Samsung Galaxy S9 Render
Bildquelle: BGR

Vor kurzem wurde spekuliert, das Samsung das Galaxy S9 zum bevorstehenden Marktstart wieder in zwei Ausführungen anbieten wird. Außerdem soll es dem Vorgänger Galaxy S8 optisch nahezu gleichen. Lediglich die Rückseite soll einige größere Designänderungen erhalten und wird wohl in dieser Hinsicht mit einer Dualkamera ausgestattet. Das deckt sich mit den Äußerungen des aktuellen Twitter-Gerüchts. Auf SlashLeaks sind erste CAD Bilder aufgetaucht, die das Galaxy S9 zeigen sollen. Das es sich tatsächlich um ein Samsung-Smartphone handelt, kann nicht sicher belegt werden, die abgerundeten Kanten - ein Markenzeichen von Samsung - könnten aber darauf hindeuten. Auf der Rückseite befindet sich eine Dualkamera, wie auch schon beim Galaxy Note 8, was ein weiterer Indikator sein könnte. Steve, auf Twitter besser bekannt unter dem Namen @OnLeaks, sieht die neu aufgetauchten Bilder skeptisch und glaubt nicht, dass die Quelle von der sie stammen, zuverlässig ist.

Ein Konzept zeigt ein randloses Design und ein Aussehen, dass ein wenig an das neue Apple iPhone X erinnert: Das Display überzieht dem Konzept von DBS Designing folgend, die komplette Front mit Ausnahme eines kleinen Bereichs am oberen Ende des Smartphones. Der zentral angeordnete Bereich soll demnach wohl eine ähnliche Ansammlung von Sensoren und Kameras beheimaten wie beim Apple-Pendant. Einen Homebutton oder andere mechanische Tasten finden sich im Konzept nicht. Dass diese in einem Galaxy S9 oder Galaxy S9+ zu sehen sein werden, ist jedoch auch höchst unwahrscheinlich. Samsung hat schon bei den aktuellen Spitzenmodellen auf solche Tasten auf der Front verzichtet.

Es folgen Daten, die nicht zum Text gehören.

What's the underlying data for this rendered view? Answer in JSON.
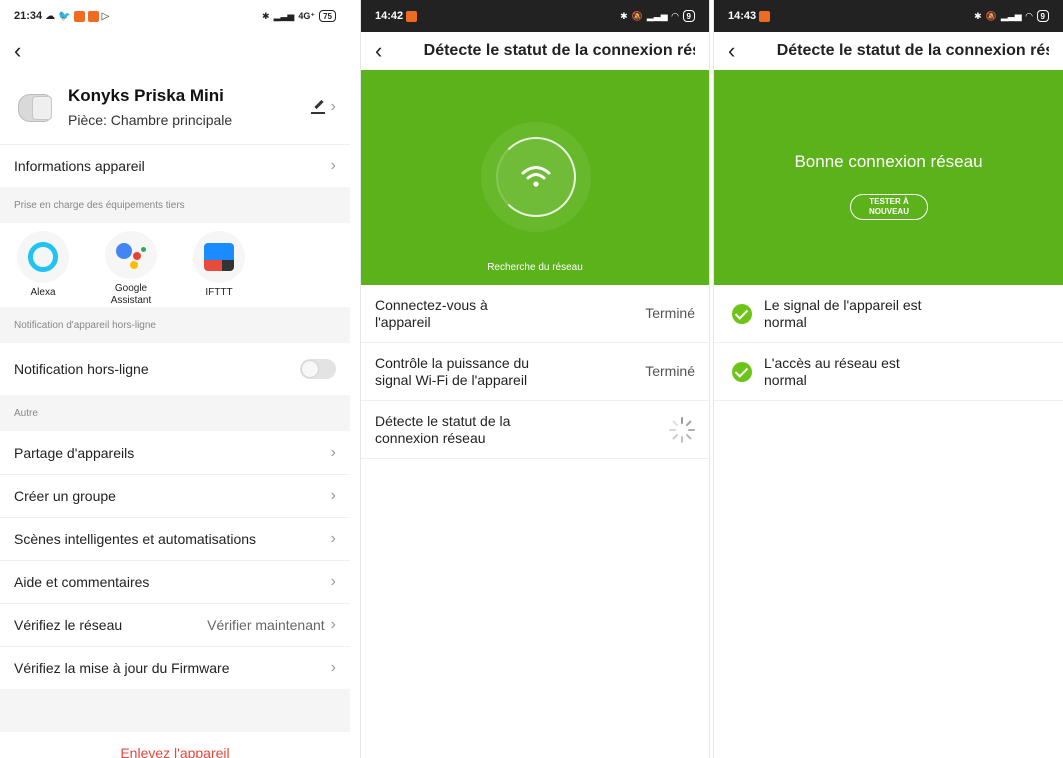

Desweiteren hat das Portal Samsung Mobile News ein neues Render-Bild des Galaxy S9 in allen Farbvarianten veröffentlicht. Dabei handelt es sich zwar nicht um das echte Handy, das Bild wurde jedoch unter Berücksichtigung der bisher bekannten Informationen erstellt und könnte somit dem fertigen Endprodukt im Großen und Ganzen durchaus stark ähneln.

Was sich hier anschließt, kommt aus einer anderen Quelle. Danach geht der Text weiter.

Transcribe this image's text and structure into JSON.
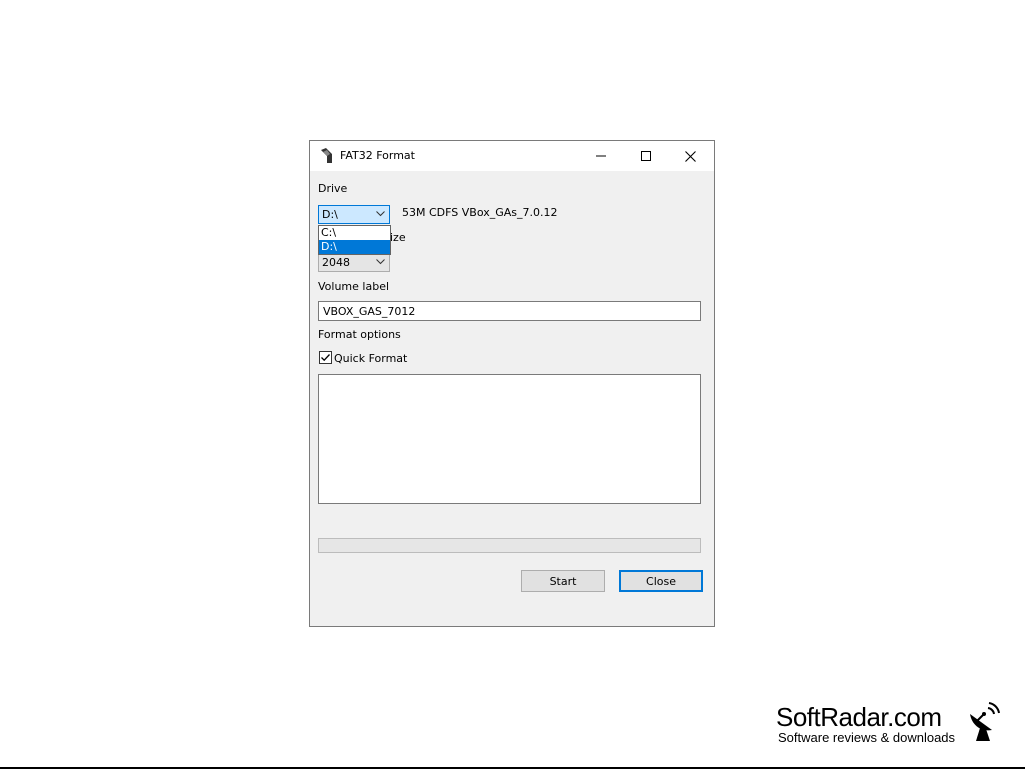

Verarbeitung: Galaxy S9 und S9+ noch dünner?

Je dünner, desto besser – so die Devise vieler Hersteller. Dazu beitragen kann auch das Display, welches durch verschiedene Fertigungstechniken schlanker oder dicker ausfallen kann. Neuesten Berichten zufolge soll Samsung bei den nächsten Flaggschiffen Galaxy S9 und S9+ ein sogenanntes "Y-OCTA-Display" – alternativ auch "In-Cell-Touch-Technik"-Panel – einsetzen wollen. Bei dieser Technologie werden die Touch-Sensoren direkt in das Display eingebaut anstatt zwischen Bildschirm und anderen Bauteilen verbaut zu werden. Durch die direkte Integration in das Display wird Platz eingespart und das Smartphone könnte folglich ein wenig schlanker gestaltet werden.

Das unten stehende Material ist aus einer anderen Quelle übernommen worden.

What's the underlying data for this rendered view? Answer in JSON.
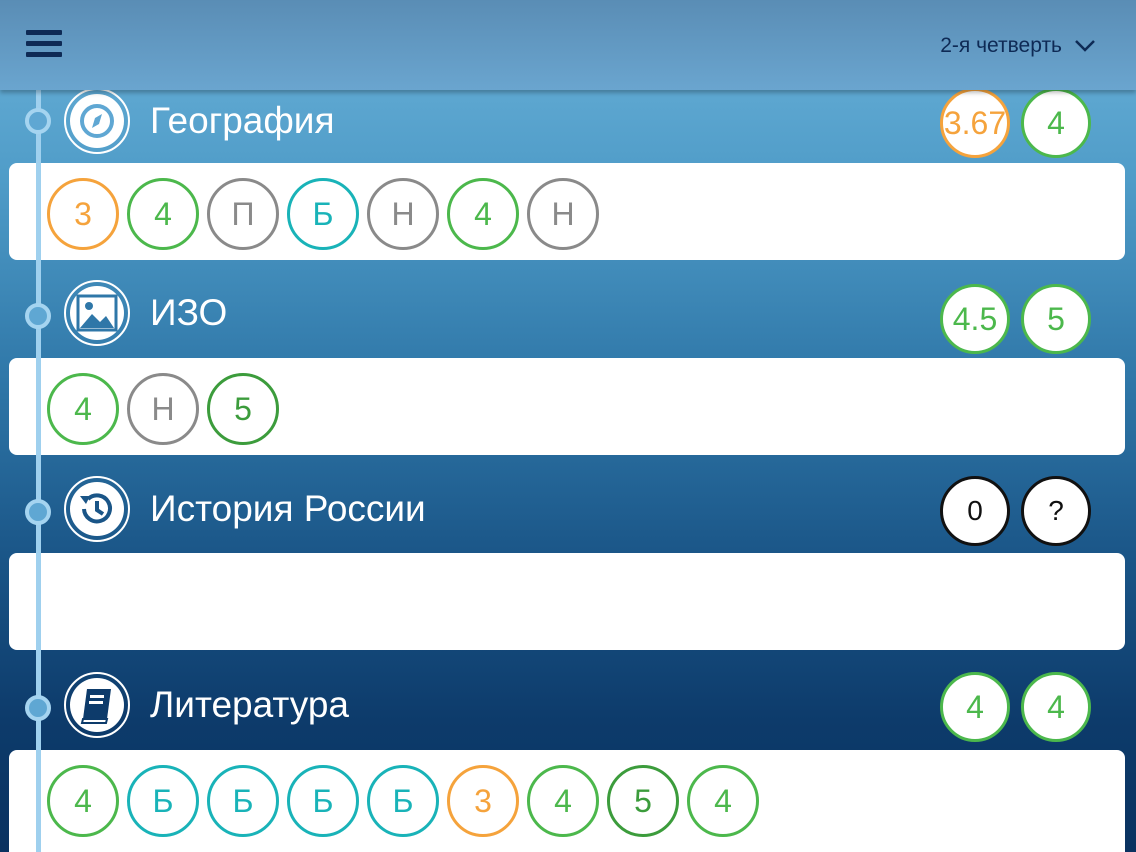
{
  "header": {
    "period_label": "2-я четверть"
  },
  "colors": {
    "green": "#4cb84c",
    "dark_green": "#3c9c3c",
    "orange": "#f5a33c",
    "teal": "#19b3b8",
    "gray": "#8a8a8a",
    "black": "#111111"
  },
  "subjects": [
    {
      "title": "География",
      "icon": "compass-icon",
      "avg_label": "3.67",
      "final_label": "4",
      "grades": [
        "3",
        "4",
        "П",
        "Б",
        "Н",
        "4",
        "Н"
      ]
    },
    {
      "title": "ИЗО",
      "icon": "picture-icon",
      "avg_label": "4.5",
      "final_label": "5",
      "grades": [
        "4",
        "Н",
        "5"
      ]
    },
    {
      "title": "История России",
      "icon": "history-icon",
      "avg_label": "0",
      "final_label": "?",
      "grades": []
    },
    {
      "title": "Литература",
      "icon": "book-icon",
      "avg_label": "4",
      "final_label": "4",
      "grades": [
        "4",
        "Б",
        "Б",
        "Б",
        "Б",
        "3",
        "4",
        "5",
        "4"
      ]
    }
  ]
}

Ein netter Nebeneffekt für die Hersteller ist zudem der Punkt, dass das Y-OCTA-Verfahren Produktionskosten spart – laut der Technikseite ET News bis zu 30 Prozent. Der Sparfaktor läge ganz einfach darin, dass die zusätzliche Schicht, in der normalerweise die Elektroden für die Touch-Eingabe sitzen, nicht hergestellt werden müsste. Am Endpreis für den Kunden wird sich höchstwahrscheinlich aber nichts ändern. Wie berichtet wird, soll Samsung die entsprechenden Displays selbst produzieren und nicht auf externe Fabrikanten setzen.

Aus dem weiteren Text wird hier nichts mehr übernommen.